Naturellement le RIC en soi n’est aucunement une solution miracle. Détourné, il pourrait très bien être mis au service de pulsions xénophobes ou d’un plébiscite pour un "homme fort". Le référendum, s’il reste dans la tradition française du plébiscite, peut parfaitement servir une stratégie fondée sur la mobilisation des émotions supposée constituer le peuple autour du leader. Stratégie lourde de dangers pour la démocratie, d’autant plus difficile à éviter qu’on la justifie au nom de la souveraineté populaire. Qu’on imagine par exemple une campagne référendaire pour la déchéance de nationalité ou la peine de mort lancée par l’extrême-droite après une prochaine vague d’attentats terroristes.
Les Athéniens, inventeurs de la démocratie directe, connaissaient fort bien les dangers de la démagogie : ils disposaient de multiples procédures pour éviter les décisions hâtives[6]. Cornélius Castoriadis disait que la démocratie, autrement dit le projet d’autonomie, est inséparable de l’autolimitation de la souveraineté du peuple. Il est irresponsable de proposer un « RIC en toutes matières » sans autre garde-fou que le nombre de signataires.
Mais cette nécessité d’autolimitation est instrumentalisée par les néolibéraux pour discréditer ou à tout le moins corseter étroitement à l’avance le champ et les modalités du RIC. Dans la grande tradition de la « haine de la démocratie » décrite par Jacques Rancière, le peuple livré à lui-même n’est vu que comme une foule aveuglée par ses passions, incapable de sagesse civique et qu’il faut donc empêcher de trop décider : le RIC est un « poison pour la démocratie », « on peut s’attendre à toute sorte de démagogie »[7]...
S’il faudra peut-être donner un os à ronger aux Gilets Jaunes, il risque donc d’être peu nourrissant pour la démocratie.
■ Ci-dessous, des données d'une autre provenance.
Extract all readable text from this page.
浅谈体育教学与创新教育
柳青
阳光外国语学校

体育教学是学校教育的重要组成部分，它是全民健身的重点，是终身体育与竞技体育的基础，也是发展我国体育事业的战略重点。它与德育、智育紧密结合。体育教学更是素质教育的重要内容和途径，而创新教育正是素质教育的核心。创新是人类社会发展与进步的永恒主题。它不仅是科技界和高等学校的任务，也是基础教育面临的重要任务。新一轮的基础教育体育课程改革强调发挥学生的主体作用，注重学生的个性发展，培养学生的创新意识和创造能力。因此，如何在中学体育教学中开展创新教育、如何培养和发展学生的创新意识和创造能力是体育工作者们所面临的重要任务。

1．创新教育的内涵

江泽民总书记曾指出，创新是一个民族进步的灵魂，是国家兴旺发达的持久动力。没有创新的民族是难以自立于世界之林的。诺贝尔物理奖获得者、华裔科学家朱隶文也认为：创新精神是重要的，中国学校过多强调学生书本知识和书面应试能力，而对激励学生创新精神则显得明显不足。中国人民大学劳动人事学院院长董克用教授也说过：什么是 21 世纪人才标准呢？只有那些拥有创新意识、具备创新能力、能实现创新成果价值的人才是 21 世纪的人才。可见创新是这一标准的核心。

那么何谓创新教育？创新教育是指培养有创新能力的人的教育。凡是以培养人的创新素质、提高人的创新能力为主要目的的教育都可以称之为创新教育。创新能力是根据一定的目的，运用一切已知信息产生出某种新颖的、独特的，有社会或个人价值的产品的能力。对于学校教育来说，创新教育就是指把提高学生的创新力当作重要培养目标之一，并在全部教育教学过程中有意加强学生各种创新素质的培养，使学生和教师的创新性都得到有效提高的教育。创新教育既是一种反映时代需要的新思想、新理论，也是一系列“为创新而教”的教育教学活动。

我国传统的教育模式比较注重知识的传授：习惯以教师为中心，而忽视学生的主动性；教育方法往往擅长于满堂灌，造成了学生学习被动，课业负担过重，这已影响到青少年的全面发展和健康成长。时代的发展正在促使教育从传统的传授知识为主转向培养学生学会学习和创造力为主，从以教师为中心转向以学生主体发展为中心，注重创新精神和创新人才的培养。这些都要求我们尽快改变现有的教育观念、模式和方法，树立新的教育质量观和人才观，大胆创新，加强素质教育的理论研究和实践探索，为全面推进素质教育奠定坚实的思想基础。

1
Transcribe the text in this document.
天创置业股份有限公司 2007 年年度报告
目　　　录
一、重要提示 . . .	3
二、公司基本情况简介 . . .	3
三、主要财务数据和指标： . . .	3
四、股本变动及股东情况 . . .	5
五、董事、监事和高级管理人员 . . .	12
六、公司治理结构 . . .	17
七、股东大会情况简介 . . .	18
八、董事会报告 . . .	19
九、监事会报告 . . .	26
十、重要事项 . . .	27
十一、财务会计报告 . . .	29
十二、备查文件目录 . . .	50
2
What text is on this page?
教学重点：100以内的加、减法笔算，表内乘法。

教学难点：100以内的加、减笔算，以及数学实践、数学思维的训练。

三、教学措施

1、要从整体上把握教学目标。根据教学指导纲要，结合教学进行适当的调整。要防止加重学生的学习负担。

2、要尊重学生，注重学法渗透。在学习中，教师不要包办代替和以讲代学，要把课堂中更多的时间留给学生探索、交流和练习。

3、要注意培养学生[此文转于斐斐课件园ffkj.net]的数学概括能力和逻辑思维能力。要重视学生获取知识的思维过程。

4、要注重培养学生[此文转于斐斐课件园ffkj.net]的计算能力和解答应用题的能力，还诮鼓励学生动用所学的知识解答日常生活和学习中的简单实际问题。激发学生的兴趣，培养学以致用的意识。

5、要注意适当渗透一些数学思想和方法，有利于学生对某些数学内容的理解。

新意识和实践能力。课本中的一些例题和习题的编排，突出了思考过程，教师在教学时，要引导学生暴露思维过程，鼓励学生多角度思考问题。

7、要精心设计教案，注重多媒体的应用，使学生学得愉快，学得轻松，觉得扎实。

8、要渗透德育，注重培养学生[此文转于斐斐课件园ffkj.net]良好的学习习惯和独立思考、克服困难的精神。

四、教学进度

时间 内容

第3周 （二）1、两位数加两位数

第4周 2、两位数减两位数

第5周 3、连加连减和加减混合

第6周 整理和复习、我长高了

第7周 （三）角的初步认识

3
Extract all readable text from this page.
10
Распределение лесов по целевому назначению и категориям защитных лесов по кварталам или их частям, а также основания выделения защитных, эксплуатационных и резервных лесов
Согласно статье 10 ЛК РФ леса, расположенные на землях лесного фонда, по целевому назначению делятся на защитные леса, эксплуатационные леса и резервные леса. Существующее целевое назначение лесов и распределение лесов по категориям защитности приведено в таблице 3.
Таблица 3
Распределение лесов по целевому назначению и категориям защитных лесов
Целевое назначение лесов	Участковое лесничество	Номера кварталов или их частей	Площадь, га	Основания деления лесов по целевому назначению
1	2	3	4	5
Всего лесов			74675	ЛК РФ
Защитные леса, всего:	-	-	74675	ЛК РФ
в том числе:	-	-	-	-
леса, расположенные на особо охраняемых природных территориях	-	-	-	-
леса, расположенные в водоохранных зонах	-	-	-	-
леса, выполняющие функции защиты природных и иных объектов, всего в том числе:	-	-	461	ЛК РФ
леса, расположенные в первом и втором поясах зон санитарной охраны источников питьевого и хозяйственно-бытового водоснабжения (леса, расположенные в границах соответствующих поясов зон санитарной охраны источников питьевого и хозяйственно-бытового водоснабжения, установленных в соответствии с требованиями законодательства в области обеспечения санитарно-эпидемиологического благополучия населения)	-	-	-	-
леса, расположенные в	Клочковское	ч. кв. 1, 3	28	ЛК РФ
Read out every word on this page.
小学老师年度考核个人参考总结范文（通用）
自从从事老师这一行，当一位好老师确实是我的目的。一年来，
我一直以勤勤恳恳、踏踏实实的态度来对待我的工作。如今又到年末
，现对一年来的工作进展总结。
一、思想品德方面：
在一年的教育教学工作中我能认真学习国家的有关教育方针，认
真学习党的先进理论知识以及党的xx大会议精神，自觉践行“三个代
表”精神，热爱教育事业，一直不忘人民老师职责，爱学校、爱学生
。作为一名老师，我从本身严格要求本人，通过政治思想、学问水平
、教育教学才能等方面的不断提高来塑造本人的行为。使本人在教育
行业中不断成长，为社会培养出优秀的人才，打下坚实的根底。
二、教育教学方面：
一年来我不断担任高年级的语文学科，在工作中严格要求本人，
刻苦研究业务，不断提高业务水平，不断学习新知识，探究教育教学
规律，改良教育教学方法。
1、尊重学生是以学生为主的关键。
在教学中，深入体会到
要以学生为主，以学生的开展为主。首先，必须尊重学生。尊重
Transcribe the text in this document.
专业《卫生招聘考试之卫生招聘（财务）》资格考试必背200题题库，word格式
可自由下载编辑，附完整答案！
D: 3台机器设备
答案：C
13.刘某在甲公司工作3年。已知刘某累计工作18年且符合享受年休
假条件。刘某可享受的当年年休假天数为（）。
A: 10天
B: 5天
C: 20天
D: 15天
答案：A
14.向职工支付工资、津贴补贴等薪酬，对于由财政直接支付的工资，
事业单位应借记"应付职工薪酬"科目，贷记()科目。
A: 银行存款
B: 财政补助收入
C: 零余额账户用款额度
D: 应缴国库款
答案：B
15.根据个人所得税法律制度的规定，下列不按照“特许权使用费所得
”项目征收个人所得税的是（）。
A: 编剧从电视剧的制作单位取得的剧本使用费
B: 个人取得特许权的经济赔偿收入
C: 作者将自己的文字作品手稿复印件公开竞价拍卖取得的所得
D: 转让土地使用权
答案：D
Pour cadenasser la procédure on peut jouer sur le champ des questions, et exclure, comme en Italie, les questions fiscales et budgétaires ou les traités internationaux (UE, TAFTA, CETA...). On peut aussi exiger un nombre astronomique de signatures validées (4,5 millions actuellement pour le référendum d’initiative parlementaire adopté sous Sarkozy). Ou on peut limiter, « à titre expérimental », le RIC aux collectivités locales.
Ces restrictions videraient le RIC de son contenu subversif pour en faire un instrument ponctuel de relégitimation du régime représentatif. L’autolimitation se transformerait alors en mutilation. Il s’agit au contraire, si l’on veut répondre à l’exigence portée aujourd’hui par les Gilets Jaunes et par l’immense majorité qui partage leurs aspirations, d’instaurer des mécanismes de démocratie directe et participative destinés à remplir deux rôles complémentaires : assurer la participation directe à la délibération et à la décision politique, et mieux contrôler l’action des élus.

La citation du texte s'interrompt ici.